One of my final shots in Glacier Bay was this view showing some of the ice
that had broken off the glaciers in the foreground and the mountains and clouds
filling the rest of the image. Without question I could never have picked up
this much detail without going through the above steps to multiply the intensity
of the sky and clouds, and then using Image/Adjust/Shadows & Highlights
to pick up more detail in the mountains.
But what I really want to demonstrate with this picture is the necessity of filling up the composition vertically as well as horizontally when doing scenic views. Too often when viewing photographers' portfolios I see pictures that have all
of the interest in a narrow band through the center of the picture with nothing much going on above or below it.
Leaving Glacier Bay we toured for several hours looking at the amazing vistas
that appeared all around us. Still a portrait photographer, I was watching the
faces of the people around me. Everyone was spellbound with the scenery. At
one point I was sitting in a guest cabin and looking out at some of my friends
on their veranda. When Ginny turned to speak to me I noticed the light wrapping
around from behind on both sides of her face. In an instant I picked up my camera
with the 28-135mm lens and made this snapshot from my viewpoint inside the cabin.
This is all natural light--no flash or reflectors! The high-key background is a snowy mountain behind her.
You can see in this next picture where Ginny was standing when I took the previous picture of her. This time I called Ellen to join her and photographed the two of them looking out from their veranda balcony. Once again I used my wide angle 14mm lens. Without it I would never have been able to capture this view. I was only 2 or 3 ft from them!

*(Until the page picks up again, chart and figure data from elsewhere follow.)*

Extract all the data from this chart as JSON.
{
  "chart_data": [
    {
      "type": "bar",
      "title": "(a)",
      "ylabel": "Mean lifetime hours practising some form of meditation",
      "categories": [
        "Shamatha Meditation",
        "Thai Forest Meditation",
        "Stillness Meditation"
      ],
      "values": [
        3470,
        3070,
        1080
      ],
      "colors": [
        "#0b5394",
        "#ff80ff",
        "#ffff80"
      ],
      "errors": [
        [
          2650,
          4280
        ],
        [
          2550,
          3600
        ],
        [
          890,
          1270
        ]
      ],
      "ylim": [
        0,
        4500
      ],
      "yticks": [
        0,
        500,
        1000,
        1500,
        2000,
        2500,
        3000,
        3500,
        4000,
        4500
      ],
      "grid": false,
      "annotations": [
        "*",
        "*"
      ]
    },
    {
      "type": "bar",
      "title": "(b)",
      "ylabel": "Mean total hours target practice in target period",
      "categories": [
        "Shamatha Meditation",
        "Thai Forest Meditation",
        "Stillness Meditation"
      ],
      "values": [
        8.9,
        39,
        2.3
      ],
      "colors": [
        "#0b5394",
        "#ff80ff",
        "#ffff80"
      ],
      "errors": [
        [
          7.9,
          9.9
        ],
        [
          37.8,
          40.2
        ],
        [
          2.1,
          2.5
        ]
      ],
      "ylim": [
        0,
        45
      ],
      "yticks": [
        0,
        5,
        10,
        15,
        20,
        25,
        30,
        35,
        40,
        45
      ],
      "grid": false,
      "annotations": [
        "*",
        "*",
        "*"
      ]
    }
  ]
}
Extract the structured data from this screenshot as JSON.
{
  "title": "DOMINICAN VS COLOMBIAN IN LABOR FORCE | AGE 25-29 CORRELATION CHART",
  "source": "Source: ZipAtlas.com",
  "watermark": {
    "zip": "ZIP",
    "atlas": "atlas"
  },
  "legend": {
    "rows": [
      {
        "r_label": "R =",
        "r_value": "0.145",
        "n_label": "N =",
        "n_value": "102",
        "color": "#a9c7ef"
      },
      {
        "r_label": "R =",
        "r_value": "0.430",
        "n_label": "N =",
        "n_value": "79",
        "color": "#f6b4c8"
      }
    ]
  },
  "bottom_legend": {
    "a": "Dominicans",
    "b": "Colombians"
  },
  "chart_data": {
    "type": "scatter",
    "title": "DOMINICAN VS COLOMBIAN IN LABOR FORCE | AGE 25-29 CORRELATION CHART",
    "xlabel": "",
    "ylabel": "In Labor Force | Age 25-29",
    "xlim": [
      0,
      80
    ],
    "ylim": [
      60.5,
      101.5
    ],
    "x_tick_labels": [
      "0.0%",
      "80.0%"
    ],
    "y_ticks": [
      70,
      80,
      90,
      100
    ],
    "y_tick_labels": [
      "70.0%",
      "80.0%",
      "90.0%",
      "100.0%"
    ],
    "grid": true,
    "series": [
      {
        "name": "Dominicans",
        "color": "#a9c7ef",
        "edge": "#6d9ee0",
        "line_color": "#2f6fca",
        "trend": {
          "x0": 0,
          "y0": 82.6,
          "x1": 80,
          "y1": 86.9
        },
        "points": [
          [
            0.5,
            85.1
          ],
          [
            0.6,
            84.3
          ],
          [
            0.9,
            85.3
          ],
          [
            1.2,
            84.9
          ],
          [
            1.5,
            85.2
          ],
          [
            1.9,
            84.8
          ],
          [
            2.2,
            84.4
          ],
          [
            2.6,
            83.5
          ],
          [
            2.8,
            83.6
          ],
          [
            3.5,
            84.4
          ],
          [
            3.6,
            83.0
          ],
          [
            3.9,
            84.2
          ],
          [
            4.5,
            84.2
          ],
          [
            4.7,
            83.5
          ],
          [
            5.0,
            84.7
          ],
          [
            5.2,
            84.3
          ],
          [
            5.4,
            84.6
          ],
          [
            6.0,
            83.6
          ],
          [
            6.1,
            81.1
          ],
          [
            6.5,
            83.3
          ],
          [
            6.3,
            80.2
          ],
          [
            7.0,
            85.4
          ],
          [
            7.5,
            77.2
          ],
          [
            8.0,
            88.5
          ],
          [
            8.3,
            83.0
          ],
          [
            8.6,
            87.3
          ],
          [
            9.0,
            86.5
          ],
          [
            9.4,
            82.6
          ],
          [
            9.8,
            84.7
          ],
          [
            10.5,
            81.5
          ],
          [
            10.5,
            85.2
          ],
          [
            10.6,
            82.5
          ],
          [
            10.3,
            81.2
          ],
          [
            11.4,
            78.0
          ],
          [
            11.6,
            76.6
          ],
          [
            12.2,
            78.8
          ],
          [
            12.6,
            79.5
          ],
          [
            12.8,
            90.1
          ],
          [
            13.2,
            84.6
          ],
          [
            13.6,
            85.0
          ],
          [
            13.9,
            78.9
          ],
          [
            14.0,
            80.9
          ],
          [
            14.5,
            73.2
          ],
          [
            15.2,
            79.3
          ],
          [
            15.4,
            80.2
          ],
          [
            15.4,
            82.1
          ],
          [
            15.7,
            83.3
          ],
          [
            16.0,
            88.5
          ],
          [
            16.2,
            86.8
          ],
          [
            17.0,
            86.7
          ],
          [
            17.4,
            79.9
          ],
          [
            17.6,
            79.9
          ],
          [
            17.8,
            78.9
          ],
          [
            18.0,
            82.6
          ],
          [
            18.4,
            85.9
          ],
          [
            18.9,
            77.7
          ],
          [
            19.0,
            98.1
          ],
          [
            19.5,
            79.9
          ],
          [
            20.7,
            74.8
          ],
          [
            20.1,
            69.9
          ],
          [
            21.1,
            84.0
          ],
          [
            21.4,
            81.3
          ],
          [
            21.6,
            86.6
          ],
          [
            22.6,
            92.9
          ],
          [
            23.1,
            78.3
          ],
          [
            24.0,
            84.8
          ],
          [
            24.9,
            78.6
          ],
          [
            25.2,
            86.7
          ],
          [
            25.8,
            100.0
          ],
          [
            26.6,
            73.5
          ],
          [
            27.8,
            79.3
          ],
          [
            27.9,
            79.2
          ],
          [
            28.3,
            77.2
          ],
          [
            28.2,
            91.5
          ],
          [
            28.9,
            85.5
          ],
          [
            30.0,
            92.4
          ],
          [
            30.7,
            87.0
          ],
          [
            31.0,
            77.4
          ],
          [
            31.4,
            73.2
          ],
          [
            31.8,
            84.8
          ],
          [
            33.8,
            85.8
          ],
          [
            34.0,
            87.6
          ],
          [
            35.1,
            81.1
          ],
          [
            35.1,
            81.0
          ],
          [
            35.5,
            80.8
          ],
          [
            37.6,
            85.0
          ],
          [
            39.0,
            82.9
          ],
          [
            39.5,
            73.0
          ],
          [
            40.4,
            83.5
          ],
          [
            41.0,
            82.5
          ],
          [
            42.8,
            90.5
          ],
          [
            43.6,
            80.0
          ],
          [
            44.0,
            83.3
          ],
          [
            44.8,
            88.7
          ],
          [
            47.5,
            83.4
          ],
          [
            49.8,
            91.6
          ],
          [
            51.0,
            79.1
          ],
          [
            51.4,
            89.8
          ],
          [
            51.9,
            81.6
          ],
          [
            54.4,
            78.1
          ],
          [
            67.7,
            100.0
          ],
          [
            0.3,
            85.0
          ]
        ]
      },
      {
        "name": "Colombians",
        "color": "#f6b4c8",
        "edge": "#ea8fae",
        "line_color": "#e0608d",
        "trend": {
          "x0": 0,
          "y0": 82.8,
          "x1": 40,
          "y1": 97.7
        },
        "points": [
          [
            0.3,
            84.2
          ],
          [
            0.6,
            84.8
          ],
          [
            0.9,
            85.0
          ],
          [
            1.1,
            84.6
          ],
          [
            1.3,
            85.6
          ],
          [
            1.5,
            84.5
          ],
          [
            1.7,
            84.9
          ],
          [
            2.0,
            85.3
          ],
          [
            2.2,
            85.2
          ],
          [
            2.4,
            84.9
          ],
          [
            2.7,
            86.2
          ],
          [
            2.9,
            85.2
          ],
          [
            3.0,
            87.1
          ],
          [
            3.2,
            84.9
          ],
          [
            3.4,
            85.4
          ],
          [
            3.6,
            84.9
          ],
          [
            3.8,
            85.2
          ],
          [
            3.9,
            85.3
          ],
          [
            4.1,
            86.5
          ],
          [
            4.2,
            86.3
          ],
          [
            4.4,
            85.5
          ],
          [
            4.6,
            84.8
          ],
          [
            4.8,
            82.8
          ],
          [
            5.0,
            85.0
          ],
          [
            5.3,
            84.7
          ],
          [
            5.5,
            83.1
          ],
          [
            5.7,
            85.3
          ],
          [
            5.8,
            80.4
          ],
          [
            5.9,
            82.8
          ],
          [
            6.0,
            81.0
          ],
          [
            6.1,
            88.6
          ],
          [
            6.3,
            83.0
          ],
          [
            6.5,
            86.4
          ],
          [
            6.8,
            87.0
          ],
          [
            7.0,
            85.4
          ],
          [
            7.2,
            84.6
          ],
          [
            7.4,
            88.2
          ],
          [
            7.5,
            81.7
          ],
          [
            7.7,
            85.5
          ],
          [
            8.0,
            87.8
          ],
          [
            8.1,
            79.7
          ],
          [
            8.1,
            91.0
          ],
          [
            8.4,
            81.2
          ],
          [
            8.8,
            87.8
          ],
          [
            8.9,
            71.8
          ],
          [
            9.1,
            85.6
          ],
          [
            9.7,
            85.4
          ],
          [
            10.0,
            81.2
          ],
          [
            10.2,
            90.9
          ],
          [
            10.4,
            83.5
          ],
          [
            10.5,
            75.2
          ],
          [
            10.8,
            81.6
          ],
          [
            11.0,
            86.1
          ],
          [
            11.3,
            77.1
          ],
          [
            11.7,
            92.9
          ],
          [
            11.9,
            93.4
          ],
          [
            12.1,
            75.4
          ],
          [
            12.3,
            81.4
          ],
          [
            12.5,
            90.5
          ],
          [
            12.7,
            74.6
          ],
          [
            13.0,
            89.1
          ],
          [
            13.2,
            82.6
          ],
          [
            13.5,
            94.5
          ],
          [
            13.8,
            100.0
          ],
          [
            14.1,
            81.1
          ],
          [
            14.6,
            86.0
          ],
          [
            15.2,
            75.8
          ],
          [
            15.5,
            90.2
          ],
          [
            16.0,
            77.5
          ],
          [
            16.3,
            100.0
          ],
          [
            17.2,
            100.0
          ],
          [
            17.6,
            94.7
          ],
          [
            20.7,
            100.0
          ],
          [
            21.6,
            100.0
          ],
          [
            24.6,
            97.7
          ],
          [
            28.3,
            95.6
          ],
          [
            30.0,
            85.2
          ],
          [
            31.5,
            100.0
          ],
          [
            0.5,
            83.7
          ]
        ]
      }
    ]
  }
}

But distance wasn't my problem here. What I had to do was to balance the low light between the two of them under cover of the ship's deck above us with the brightness of the light in the scene behind them. I managed to do this with the aid of both the Canon EOS 10D's built-in flash and some more Photoshop magic.
Had I used the flash at full power I would have lost the naturalness of the ambient light. To correct this possibility I lowered the intensity of the built-in flash two f/stops below its normal power by the simple adjustment of a control on the camera.
Next, I wanted to deepen and intensify the color of the scene that they were watching. To do this I learned from several of the other instructors on our trip to first set the Background Layers icon in Photoshop to black and white. Then, go to Layers/New Adjustment Layer/Levels, setting the Mode to Multiply. This doubles the intensity of the image, darkening it and saturating the color. Finally, with the Paintbrush tool you can eliminate the areas that you don't want intensified by painting with black and/or adding back areas that you may have crossed over inadvertently by painting with white. Once again, the results amazed me!
Tips For Scenics
1. Fill up the entire frame of each image with detail that
keeps the whole composition interesting.
2. Keep the horizon line above or below the center of the picture. A horizon line going through the center of a picture seems to cut it in half.
3. Keep the horizon line straight. It's so easy to correct that in Photoshop if necessary. There's nothing so disturbing than a horizon line that slants up or down.
4. Try for backlighting or sidelighting. Frontal lighting just can't capture the depth and texture of a scene.
5. Try to place something in the foreground to show scale and to create more depth.